3.3. O Eurasianismo Clássico

“Entender o pensamento geopolítico russo, após uma grande ruptura, tal qual ocorreu com a URSS, exige a adoção de uma perspetiva distinta, uma vez que a Rússia sempre foi um ator importante e diferenciado do sistema internacional, principalmente, por seu conhecido espaço de influência que sofreu um duro golpe, tanto geográfico quanto político” (Teixeira, 2009: 131). “Após suplantar a grande crise dos anos de transição, a Rússia procura retomar a uma posição de destaque no cenário político-estratégico mundial, buscando reagir à ofensiva estratégica do Ocidente na Eurásia, representada, por exemplo, pela distribuição geopolítica das novas bases norte-americanas, ocorridas nos anos 1990, que correspondem a um ‘novo cordão sanitário’” (ibid, 2009: 137). Essa reação da jovem Rússia face as ações do Ocidente (liderado pelos EUA) tem encontrado uma forte estrutura de apoio no eurasianismo ou neo-eurasianismo de Dugin.

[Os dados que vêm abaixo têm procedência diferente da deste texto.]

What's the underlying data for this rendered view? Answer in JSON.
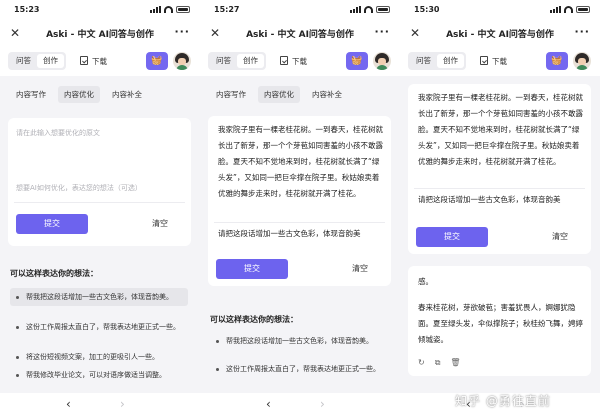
{
  "app": {
    "title": "Aski - 中文 AI问答与创作",
    "mode_tabs": [
      "问答",
      "创作"
    ],
    "download": "下载",
    "content_tabs": [
      "内容写作",
      "内容优化",
      "内容补全"
    ]
  },
  "screens": [
    {
      "time": "15:23",
      "placeholder_text": "请在此输入想要优化的原文",
      "placeholder_idea": "想要AI如何优化，表达您的想法（可选）",
      "submit": "提交",
      "clear": "清空",
      "hint_title": "可以这样表达你的想法：",
      "examples": [
        "帮我把这段话增加一些古文色彩，体现音韵美。",
        "这份工作周报太直白了，帮我表达地更正式一些。",
        "将这份短视频文案，加工的更吸引人一些。",
        "帮我修改毕业论文，可以对语序做适当调整。"
      ]
    },
    {
      "time": "15:27",
      "original": "我家院子里有一棵老桂花树。一到春天，桂花树就长出了新芽，那一个个芽苞如同害羞的小孩不敢露脸。夏天不知不觉地来到时，桂花树就长满了“绿头发”，又如同一把巨伞撑在院子里。秋姑娘卖着优雅的舞步走来时，桂花树就开满了桂花。",
      "idea": "请把这段话增加一些古文色彩，体现音韵美",
      "submit": "提交",
      "clear": "清空",
      "hint_title": "可以这样表达你的想法：",
      "examples": [
        "帮我把这段话增加一些古文色彩，体现音韵美。",
        "这份工作周报太直白了，帮我表达地更正式一些。"
      ]
    },
    {
      "time": "15:30",
      "original": "我家院子里有一棵老桂花树。一到春天，桂花树就长出了新芽，那一个个芽苞如同害羞的小孩不敢露脸。夏天不知不觉地来到时，桂花树就长满了“绿头发”，又如同一把巨伞撑在院子里。秋姑娘卖着优雅的舞步走来时，桂花树就开满了桂花。",
      "idea": "请把这段话增加一些古文色彩，体现音韵美",
      "submit": "提交",
      "clear": "清空",
      "result_lead": "感。",
      "result": "春来桂花树，芽欲破苞；害羞犹畏人，婀娜犹隐面。夏至绿头发，伞似撑院子；秋桂纷飞舞，娉婷倾城姿。"
    }
  ],
  "watermark": "知乎 @勇往直前"
}
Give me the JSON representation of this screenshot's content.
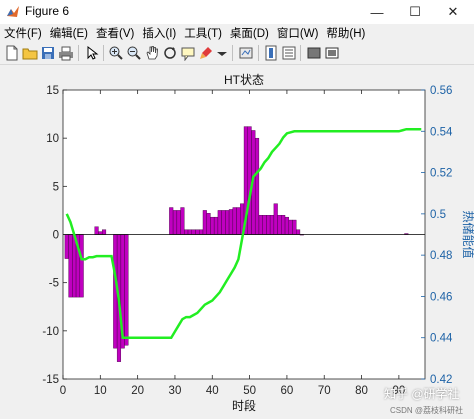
{
  "window": {
    "title": "Figure 6",
    "minimize_glyph": "—",
    "maximize_glyph": "☐",
    "close_glyph": "✕"
  },
  "menu": [
    "文件(F)",
    "编辑(E)",
    "查看(V)",
    "插入(I)",
    "工具(T)",
    "桌面(D)",
    "窗口(W)",
    "帮助(H)"
  ],
  "toolbar": {
    "icons": [
      "new-figure-icon",
      "open-file-icon",
      "save-icon",
      "print-icon",
      "select-arrow-icon",
      "zoom-in-icon",
      "zoom-out-icon",
      "pan-icon",
      "rotate-3d-icon",
      "data-cursor-icon",
      "brush-icon",
      "dropdown-arrow-icon",
      "link-plot-icon",
      "insert-colorbar-icon",
      "insert-legend-icon",
      "hide-plot-tools-icon",
      "show-plot-tools-icon"
    ]
  },
  "watermark": {
    "main": "知乎 @研学社",
    "sub": "CSDN @荔枝科研社"
  },
  "chart_data": {
    "type": "bar",
    "title": "HT状态",
    "xlabel": "时段",
    "ylabel_right": "热储能值",
    "xlim": [
      0,
      97
    ],
    "ylim_left": [
      -15,
      15
    ],
    "ylim_right": [
      0.42,
      0.56
    ],
    "xticks": [
      "0",
      "10",
      "20",
      "30",
      "40",
      "50",
      "60",
      "70",
      "80",
      "90"
    ],
    "yticks_left": [
      "-15",
      "-10",
      "-5",
      "0",
      "5",
      "10",
      "15"
    ],
    "yticks_right": [
      "0.42",
      "0.44",
      "0.46",
      "0.48",
      "0.5",
      "0.52",
      "0.54",
      "0.56"
    ],
    "bar_color": "#c000c0",
    "line_color": "#22ee22",
    "bars": {
      "x": [
        1,
        2,
        3,
        4,
        5,
        9,
        10,
        11,
        14,
        15,
        16,
        17,
        29,
        30,
        31,
        32,
        33,
        34,
        35,
        36,
        37,
        38,
        39,
        40,
        41,
        42,
        43,
        44,
        45,
        46,
        47,
        48,
        49,
        50,
        51,
        52,
        53,
        54,
        55,
        56,
        57,
        58,
        59,
        60,
        61,
        62,
        63,
        64,
        92
      ],
      "values": [
        -2.5,
        -6.5,
        -6.5,
        -6.5,
        -6.5,
        0.8,
        0.3,
        0.5,
        -11.8,
        -13.2,
        -11.8,
        -11.5,
        2.8,
        2.5,
        2.5,
        2.8,
        0.5,
        0.5,
        0.5,
        0.5,
        0.5,
        2.5,
        2.2,
        1.8,
        1.8,
        2.5,
        2.5,
        2.5,
        2.6,
        2.8,
        2.8,
        3.2,
        11.2,
        11.2,
        10.8,
        10.0,
        2.0,
        2.0,
        2.0,
        2.0,
        3.2,
        2.0,
        2.0,
        1.8,
        1.5,
        1.5,
        0.5,
        0.0,
        0.1
      ]
    },
    "line": {
      "x": [
        1,
        2,
        3,
        4,
        5,
        6,
        7,
        8,
        9,
        10,
        11,
        12,
        13,
        14,
        15,
        16,
        17,
        18,
        19,
        20,
        21,
        22,
        23,
        24,
        25,
        26,
        27,
        28,
        29,
        30,
        31,
        32,
        33,
        34,
        35,
        36,
        37,
        38,
        39,
        40,
        41,
        42,
        43,
        44,
        45,
        46,
        47,
        48,
        49,
        50,
        51,
        52,
        53,
        54,
        55,
        56,
        57,
        58,
        59,
        60,
        61,
        62,
        63,
        64,
        65,
        66,
        67,
        68,
        69,
        70,
        71,
        72,
        73,
        74,
        75,
        76,
        77,
        78,
        79,
        80,
        81,
        82,
        83,
        84,
        85,
        86,
        87,
        88,
        89,
        90,
        91,
        92,
        93,
        94,
        95,
        96
      ],
      "values": [
        0.5,
        0.496,
        0.49,
        0.484,
        0.478,
        0.478,
        0.479,
        0.479,
        0.4795,
        0.4795,
        0.4795,
        0.4795,
        0.4795,
        0.47,
        0.458,
        0.44,
        0.44,
        0.44,
        0.44,
        0.44,
        0.44,
        0.44,
        0.44,
        0.44,
        0.44,
        0.44,
        0.44,
        0.44,
        0.44,
        0.443,
        0.446,
        0.449,
        0.45,
        0.45,
        0.451,
        0.452,
        0.454,
        0.456,
        0.457,
        0.458,
        0.46,
        0.462,
        0.465,
        0.468,
        0.471,
        0.474,
        0.478,
        0.488,
        0.498,
        0.508,
        0.518,
        0.52,
        0.522,
        0.525,
        0.527,
        0.53,
        0.532,
        0.534,
        0.537,
        0.539,
        0.5395,
        0.54,
        0.54,
        0.54,
        0.54,
        0.54,
        0.54,
        0.54,
        0.54,
        0.54,
        0.54,
        0.54,
        0.54,
        0.54,
        0.54,
        0.54,
        0.54,
        0.54,
        0.54,
        0.54,
        0.54,
        0.54,
        0.54,
        0.54,
        0.54,
        0.54,
        0.54,
        0.54,
        0.54,
        0.54,
        0.5405,
        0.541,
        0.541,
        0.541,
        0.541,
        0.541
      ]
    }
  }
}
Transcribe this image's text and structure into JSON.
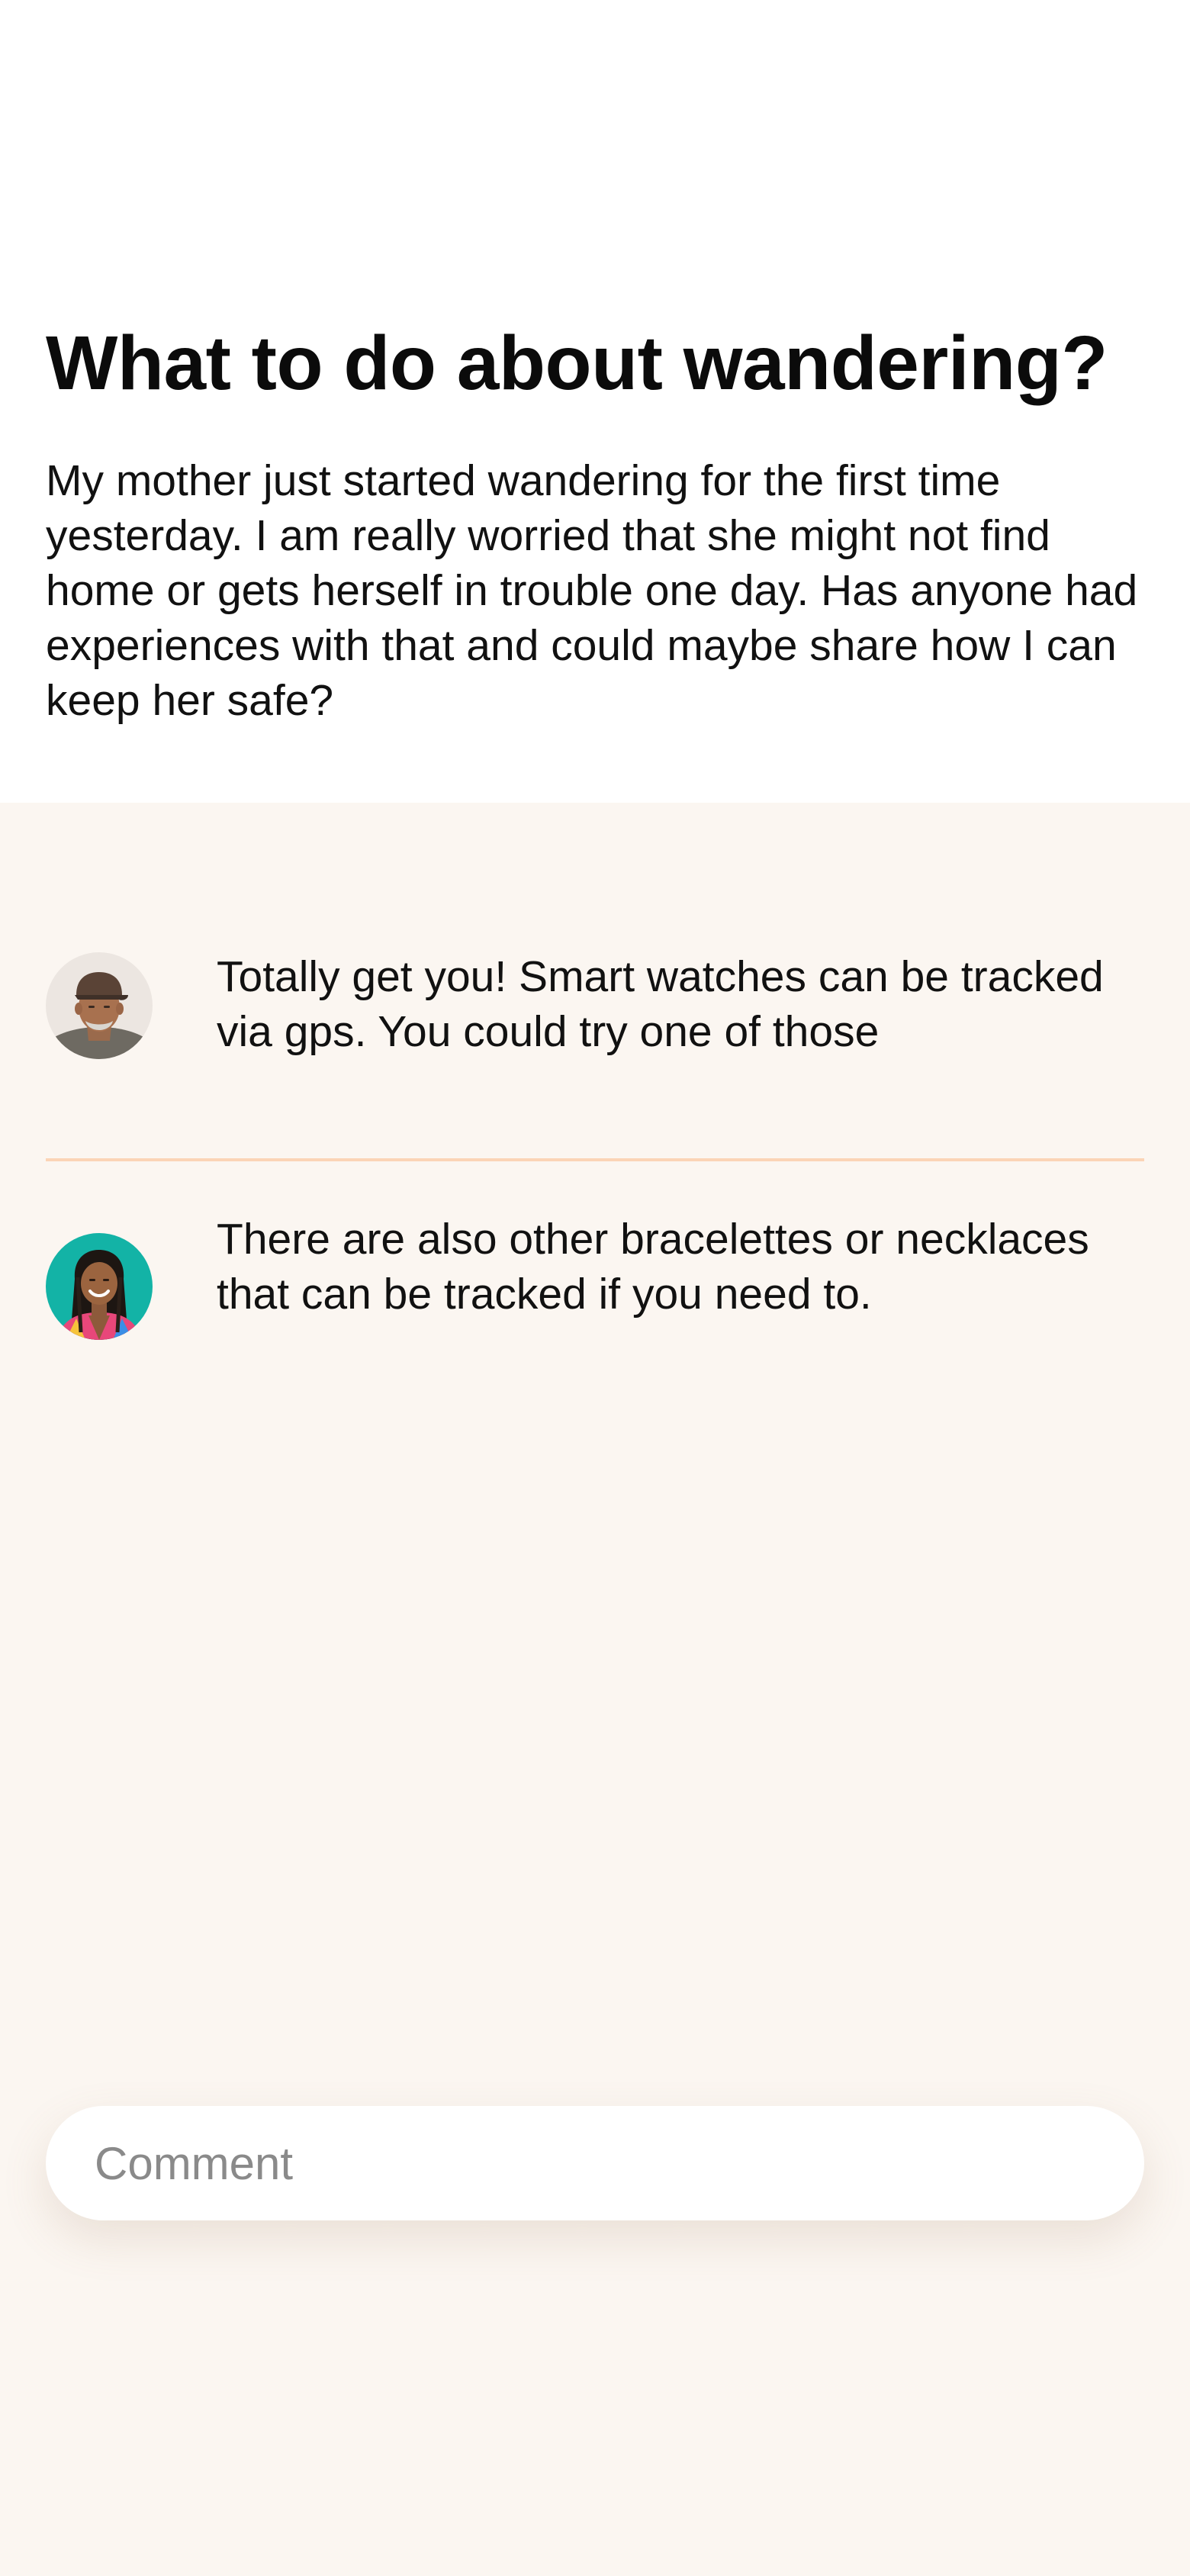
{
  "post": {
    "title": "What to do about wandering?",
    "body": "My mother just started wandering for the first time yesterday. I am really worried that she might not find home or gets herself in trouble one day. Has anyone had experiences with that and could maybe share how I can keep her safe?"
  },
  "comments": [
    {
      "avatar": "avatar-older-man-cap-icon",
      "text": "Totally get you! Smart watches can be tracked via gps. You could try one of those"
    },
    {
      "avatar": "avatar-woman-braids-icon",
      "text": "There are also other bracelettes or necklaces that can be tracked if you need to."
    }
  ],
  "comment_input": {
    "placeholder": "Comment",
    "value": ""
  },
  "colors": {
    "page_background": "#fbf6f1",
    "top_background": "#ffffff",
    "divider": "#fbd4b6",
    "text": "#111111",
    "placeholder": "#8a8a8a"
  }
}
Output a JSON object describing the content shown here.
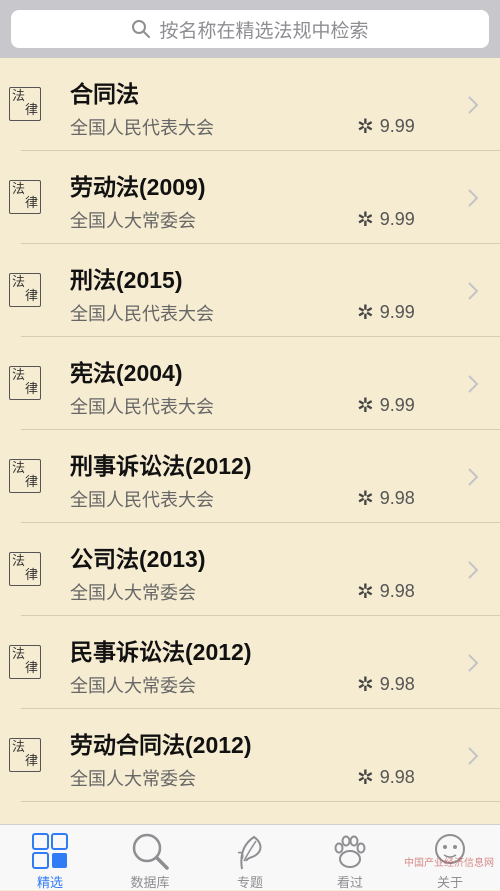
{
  "search": {
    "placeholder": "按名称在精选法规中检索"
  },
  "seal": {
    "char1": "法",
    "char2": "律"
  },
  "laws": [
    {
      "title": "合同法",
      "issuer": "全国人民代表大会",
      "rating": "9.99"
    },
    {
      "title": "劳动法(2009)",
      "issuer": "全国人大常委会",
      "rating": "9.99"
    },
    {
      "title": "刑法(2015)",
      "issuer": "全国人民代表大会",
      "rating": "9.99"
    },
    {
      "title": "宪法(2004)",
      "issuer": "全国人民代表大会",
      "rating": "9.99"
    },
    {
      "title": "刑事诉讼法(2012)",
      "issuer": "全国人民代表大会",
      "rating": "9.98"
    },
    {
      "title": "公司法(2013)",
      "issuer": "全国人大常委会",
      "rating": "9.98"
    },
    {
      "title": "民事诉讼法(2012)",
      "issuer": "全国人大常委会",
      "rating": "9.98"
    },
    {
      "title": "劳动合同法(2012)",
      "issuer": "全国人大常委会",
      "rating": "9.98"
    }
  ],
  "tabs": [
    {
      "label": "精选",
      "icon": "grid-icon",
      "active": true
    },
    {
      "label": "数据库",
      "icon": "magnifier-icon",
      "active": false
    },
    {
      "label": "专题",
      "icon": "leaf-icon",
      "active": false
    },
    {
      "label": "看过",
      "icon": "paw-icon",
      "active": false
    },
    {
      "label": "关于",
      "icon": "mascot-icon",
      "active": false
    }
  ],
  "watermark": "中国产业经济信息网",
  "colors": {
    "accent": "#2f7cf6",
    "background": "#f6ecd2"
  }
}
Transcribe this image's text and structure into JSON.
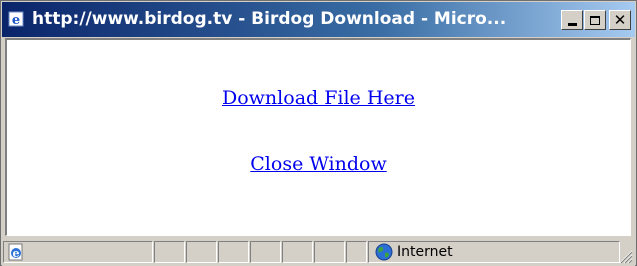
{
  "window": {
    "title": "http://www.birdog.tv - Birdog Download - Micro...",
    "title_color": "#ffffff",
    "titlebar_color": "#0a246a",
    "caption_buttons": {
      "minimize": "minimize-icon",
      "maximize": "maximize-icon",
      "close": "✕"
    }
  },
  "content": {
    "download_link": "Download File Here",
    "close_link": "Close Window",
    "link_color": "#0000ee"
  },
  "statusbar": {
    "page_icon": "ie-page-icon",
    "zone_icon": "globe-icon",
    "zone_label": "Internet"
  }
}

Segundo Matos, “o termo eurasianismo apresenta diversas acepções. Surge pela primeira vez no século XIX, cunhado pelo movimento eslavófilo que defendia a rica diversidade da Eurásia, numa espécie de outra via que não europeia ou asiática, e que juntasse a cultura e a tradição da Ortodoxia e da Rússia. Esse foi, pois, seu primeiro uso” (2012: 71).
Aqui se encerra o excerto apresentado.